For these communities, "It's not just a question of 'Do we reclaim it or not,' but 'If we reclaim it, what do we do with it?" says Herbert Block, of the American Jewish Joint Distribution Committee, a prime funder of Jewish life in the ex-Communist world.

If the walls could talk

Some debate if Jewish law allows revenue-generation from leasing a synagogue for commercial purposes, even if the cash supports a community's survival. The consensus is that it should minimally serve a more "dignified" role, as a museum, arts, or cultural center.

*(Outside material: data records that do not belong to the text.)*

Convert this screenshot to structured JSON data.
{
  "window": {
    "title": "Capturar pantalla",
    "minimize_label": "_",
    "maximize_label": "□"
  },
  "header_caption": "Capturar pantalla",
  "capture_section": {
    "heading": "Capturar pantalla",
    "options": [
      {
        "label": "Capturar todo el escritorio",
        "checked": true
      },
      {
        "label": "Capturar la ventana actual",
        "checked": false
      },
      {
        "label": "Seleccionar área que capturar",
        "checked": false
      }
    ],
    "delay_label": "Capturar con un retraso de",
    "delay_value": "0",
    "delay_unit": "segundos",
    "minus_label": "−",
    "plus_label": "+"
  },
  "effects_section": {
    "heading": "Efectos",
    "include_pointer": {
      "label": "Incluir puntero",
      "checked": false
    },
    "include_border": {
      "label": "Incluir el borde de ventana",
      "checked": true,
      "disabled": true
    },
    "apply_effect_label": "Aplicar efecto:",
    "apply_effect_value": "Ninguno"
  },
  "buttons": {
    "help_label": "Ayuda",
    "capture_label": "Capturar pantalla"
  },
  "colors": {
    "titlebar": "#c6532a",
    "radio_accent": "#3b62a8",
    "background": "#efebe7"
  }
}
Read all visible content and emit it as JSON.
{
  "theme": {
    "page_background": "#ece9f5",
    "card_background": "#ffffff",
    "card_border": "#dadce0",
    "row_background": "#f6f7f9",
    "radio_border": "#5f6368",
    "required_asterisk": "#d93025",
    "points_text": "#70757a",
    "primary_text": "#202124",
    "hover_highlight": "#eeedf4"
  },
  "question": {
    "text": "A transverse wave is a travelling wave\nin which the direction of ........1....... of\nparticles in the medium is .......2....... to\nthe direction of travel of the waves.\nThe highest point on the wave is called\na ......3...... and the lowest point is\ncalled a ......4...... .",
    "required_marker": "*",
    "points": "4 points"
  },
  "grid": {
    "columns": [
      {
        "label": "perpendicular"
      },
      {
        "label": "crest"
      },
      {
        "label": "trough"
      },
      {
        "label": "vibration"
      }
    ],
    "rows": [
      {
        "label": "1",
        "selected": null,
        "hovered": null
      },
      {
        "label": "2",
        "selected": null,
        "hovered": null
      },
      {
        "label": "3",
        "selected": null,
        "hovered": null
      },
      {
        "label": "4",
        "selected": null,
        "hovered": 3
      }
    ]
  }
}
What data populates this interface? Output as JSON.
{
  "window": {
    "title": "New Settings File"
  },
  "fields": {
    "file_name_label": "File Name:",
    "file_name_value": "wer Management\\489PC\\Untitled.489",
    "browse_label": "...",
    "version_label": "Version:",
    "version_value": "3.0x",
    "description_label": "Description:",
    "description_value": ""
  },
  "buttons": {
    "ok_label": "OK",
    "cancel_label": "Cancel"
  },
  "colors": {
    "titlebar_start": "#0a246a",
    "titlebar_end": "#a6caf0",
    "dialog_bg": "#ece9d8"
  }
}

Regardless, preservation of architectural gems should not be seen as a "Jewish issue," but of world heritage itself, says Mark Weber, of the New York-based World Monuments Fund, which is helping restore the elaborate synagogue in Subotica, Serbia.

"Tangible heritage left behind," Mr. Weber says, "is an artifact that helps tell each culture's story, with its own lessons to teach us."